Future Expansion of RAR Method
Expanding the innovative RAR method, researchers will be able to study medication errors, radiology errors and more. In my current research, I am leading a research team to develop additional order error measures using the novel RAR method. These measures make it possible, as never before, to:
- understand the epidemiology and root causes of orders errors
- design targeted prevention strategies
- utilize a systematic outcome measure to test the strategies
In my dual roles as Patient Safety Researcher and Chief Patient Safety Officer for a large healthcare system, I have also addressed falls prevention, diagnostic errors, safety culture, and COVID-19 safety through my work. I am currently leading safety culture transformation throughout the NewYork-Presbytarian enterprise where I designed and conducted an interactive safety culture training program for senior leadership, management, and staff.
I am honored to be the recipient of the John M. Eisenberg Patient Safety and Quality Award for Individual Achievement from The Joint Commission and NQF— two organizations that define the standards and measures used to evaluate the nation’s performance in quality and patient safety.

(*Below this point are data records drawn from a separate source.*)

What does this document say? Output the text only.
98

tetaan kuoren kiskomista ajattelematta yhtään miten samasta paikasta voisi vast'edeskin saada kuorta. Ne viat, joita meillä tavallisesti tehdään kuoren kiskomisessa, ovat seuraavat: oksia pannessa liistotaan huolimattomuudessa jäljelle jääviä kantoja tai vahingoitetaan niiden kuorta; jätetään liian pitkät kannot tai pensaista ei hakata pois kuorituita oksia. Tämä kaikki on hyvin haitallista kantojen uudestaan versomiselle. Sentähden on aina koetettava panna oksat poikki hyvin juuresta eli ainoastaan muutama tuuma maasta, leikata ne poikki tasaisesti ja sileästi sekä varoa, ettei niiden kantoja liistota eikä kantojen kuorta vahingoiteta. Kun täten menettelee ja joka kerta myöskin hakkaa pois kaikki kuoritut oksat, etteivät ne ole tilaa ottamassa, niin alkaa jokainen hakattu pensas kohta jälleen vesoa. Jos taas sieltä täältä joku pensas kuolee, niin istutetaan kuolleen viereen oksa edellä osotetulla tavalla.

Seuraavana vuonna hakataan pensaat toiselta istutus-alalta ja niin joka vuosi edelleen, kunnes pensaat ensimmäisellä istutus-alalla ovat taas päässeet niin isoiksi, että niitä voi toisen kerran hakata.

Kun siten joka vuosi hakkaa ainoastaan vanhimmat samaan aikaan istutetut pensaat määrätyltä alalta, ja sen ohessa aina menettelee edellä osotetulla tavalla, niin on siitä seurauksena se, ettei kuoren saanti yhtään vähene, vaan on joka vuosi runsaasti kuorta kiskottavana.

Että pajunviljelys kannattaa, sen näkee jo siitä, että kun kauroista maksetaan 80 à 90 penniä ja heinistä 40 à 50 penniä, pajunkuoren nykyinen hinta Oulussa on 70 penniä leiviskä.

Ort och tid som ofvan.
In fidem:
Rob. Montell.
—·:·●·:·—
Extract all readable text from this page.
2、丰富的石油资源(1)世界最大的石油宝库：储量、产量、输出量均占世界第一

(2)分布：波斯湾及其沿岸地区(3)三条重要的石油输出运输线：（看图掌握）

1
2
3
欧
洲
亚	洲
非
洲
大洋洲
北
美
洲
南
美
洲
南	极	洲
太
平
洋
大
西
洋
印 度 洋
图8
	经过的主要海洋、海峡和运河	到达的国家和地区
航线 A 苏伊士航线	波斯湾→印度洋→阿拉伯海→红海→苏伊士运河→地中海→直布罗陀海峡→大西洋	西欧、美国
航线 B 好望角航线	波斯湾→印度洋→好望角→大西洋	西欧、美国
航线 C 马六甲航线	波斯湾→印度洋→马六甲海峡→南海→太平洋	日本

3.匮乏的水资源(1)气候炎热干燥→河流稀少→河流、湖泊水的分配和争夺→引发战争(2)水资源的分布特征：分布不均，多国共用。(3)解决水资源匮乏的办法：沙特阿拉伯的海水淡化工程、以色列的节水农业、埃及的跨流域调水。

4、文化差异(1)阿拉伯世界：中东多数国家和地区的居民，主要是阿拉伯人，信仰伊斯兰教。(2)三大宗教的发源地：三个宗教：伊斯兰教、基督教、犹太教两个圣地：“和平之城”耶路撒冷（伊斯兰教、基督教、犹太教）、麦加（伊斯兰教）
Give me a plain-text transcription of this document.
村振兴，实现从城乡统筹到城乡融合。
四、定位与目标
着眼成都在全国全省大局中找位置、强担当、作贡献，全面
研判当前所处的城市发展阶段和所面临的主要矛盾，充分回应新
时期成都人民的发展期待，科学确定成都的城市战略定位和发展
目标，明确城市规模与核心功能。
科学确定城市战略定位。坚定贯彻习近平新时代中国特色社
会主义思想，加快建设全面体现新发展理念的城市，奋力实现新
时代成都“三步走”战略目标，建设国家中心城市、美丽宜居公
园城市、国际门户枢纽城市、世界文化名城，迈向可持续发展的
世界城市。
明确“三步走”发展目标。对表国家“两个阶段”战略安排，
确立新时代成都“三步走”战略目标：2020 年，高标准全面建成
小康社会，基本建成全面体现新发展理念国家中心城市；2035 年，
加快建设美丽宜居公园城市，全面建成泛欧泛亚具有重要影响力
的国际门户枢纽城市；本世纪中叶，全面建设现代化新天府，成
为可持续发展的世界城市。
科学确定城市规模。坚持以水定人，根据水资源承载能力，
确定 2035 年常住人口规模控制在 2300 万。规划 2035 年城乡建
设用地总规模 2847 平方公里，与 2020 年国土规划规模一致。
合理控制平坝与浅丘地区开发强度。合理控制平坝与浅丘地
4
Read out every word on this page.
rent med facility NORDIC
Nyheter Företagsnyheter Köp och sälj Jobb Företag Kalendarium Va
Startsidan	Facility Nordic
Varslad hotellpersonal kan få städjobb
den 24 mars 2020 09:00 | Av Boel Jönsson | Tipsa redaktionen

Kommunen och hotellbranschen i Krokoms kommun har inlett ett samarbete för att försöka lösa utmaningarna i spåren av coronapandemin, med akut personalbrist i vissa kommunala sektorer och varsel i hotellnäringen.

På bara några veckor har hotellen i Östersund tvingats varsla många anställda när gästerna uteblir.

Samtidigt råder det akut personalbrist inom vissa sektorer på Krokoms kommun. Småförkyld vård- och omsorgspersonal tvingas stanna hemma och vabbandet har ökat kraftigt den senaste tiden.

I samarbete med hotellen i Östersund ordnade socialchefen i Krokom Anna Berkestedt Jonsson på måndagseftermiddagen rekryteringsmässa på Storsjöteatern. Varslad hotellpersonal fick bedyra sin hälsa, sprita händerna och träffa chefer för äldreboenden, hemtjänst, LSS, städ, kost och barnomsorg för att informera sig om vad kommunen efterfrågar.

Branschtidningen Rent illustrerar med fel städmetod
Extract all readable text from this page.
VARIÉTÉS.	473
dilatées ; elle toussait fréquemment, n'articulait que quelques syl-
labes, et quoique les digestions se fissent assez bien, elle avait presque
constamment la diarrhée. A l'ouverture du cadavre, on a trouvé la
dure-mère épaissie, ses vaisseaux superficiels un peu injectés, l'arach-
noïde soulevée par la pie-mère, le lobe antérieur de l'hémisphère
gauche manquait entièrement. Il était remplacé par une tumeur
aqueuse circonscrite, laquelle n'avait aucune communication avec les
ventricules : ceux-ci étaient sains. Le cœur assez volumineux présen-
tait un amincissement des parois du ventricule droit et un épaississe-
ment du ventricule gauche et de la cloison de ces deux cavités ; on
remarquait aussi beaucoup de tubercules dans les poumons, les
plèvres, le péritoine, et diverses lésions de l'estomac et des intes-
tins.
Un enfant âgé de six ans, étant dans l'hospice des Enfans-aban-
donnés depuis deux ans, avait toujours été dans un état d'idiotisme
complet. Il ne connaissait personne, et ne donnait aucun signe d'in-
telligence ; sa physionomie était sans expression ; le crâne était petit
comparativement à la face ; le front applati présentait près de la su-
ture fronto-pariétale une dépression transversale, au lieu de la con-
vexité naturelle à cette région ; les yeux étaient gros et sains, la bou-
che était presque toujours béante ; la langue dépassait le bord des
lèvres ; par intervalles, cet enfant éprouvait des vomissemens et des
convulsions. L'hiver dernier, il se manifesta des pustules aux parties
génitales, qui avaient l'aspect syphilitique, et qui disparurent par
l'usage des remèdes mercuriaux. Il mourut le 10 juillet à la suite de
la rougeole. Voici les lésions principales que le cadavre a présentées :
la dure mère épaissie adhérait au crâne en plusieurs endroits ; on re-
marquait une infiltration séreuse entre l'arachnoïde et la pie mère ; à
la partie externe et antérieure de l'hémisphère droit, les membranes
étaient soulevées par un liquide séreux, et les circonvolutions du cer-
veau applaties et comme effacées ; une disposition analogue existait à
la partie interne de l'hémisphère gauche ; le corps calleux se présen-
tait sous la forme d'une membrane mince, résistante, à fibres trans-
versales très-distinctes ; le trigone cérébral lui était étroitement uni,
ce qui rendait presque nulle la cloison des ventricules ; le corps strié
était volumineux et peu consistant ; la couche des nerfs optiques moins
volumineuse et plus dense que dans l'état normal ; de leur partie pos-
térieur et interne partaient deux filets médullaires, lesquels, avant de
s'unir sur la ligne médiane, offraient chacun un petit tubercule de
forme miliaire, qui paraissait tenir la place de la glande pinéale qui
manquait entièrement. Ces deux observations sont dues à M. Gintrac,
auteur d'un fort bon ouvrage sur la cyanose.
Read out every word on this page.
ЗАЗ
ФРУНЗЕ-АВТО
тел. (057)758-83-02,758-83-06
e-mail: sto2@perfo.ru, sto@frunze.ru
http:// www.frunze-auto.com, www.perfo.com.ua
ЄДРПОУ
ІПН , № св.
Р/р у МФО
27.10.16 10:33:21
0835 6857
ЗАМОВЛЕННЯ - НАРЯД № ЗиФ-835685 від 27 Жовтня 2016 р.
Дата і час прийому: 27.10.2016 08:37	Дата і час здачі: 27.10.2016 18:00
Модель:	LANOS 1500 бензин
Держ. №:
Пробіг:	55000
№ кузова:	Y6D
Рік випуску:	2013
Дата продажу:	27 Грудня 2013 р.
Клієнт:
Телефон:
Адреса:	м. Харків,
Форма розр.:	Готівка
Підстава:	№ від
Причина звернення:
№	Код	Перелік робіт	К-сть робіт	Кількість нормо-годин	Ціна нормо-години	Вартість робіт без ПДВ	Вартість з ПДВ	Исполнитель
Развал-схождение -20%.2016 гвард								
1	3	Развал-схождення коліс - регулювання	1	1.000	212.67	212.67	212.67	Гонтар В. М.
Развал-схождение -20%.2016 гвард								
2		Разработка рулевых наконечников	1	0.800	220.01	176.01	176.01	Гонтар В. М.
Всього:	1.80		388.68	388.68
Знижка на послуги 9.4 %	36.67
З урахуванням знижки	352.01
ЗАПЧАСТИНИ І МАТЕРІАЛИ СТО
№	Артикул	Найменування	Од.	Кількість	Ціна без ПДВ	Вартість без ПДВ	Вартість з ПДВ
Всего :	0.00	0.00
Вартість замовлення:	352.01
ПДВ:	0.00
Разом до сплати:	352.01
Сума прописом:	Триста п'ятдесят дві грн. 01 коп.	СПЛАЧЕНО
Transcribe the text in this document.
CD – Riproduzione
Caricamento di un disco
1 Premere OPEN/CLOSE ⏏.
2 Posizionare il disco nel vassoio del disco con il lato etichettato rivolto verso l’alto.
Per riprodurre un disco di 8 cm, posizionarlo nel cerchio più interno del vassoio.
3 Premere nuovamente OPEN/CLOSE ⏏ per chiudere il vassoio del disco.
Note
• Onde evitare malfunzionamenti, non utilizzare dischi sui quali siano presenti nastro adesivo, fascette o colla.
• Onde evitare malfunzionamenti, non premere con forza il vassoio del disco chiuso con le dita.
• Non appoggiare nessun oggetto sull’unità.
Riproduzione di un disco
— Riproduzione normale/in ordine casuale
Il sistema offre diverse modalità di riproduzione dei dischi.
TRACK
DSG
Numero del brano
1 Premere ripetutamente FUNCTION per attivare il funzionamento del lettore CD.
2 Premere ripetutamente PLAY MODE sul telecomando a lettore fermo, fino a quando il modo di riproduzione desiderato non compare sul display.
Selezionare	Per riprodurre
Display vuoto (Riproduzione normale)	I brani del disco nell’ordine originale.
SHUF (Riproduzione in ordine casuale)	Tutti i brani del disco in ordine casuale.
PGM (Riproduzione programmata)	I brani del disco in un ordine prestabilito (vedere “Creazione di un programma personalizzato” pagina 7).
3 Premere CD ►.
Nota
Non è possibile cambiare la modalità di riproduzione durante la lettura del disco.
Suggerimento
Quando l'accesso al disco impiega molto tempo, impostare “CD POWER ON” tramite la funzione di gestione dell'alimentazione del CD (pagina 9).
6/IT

Jason S. Adelman, MD, MS, is Chief Patient Safety Officer and Associate Chief Quality Officer; Executive Director, Center for Patient Safety Research; Director, Patient Safety Research Fellowship, Columbia University Irving Medical Center and NewYork-Presbyterian; Associate Professor of Medicine (in biomedical informatics) and Vice Chair for Quality and Patient Safety, Department of Medicine, Columbia University Vagelos College of Physicians and Surgeons.
The Eisenberg Award honored Dr. Adelman, an internationally recognized expert and researcher in patient safety, whose research developing and validating automated measures of medical errors using electronic health record (EHR) data, examining the epidemiology of medical errors in healthcare systems, and testing system-level approaches to prevent these errors using health information technology (IT), has had a significant impact in the field of patient safety.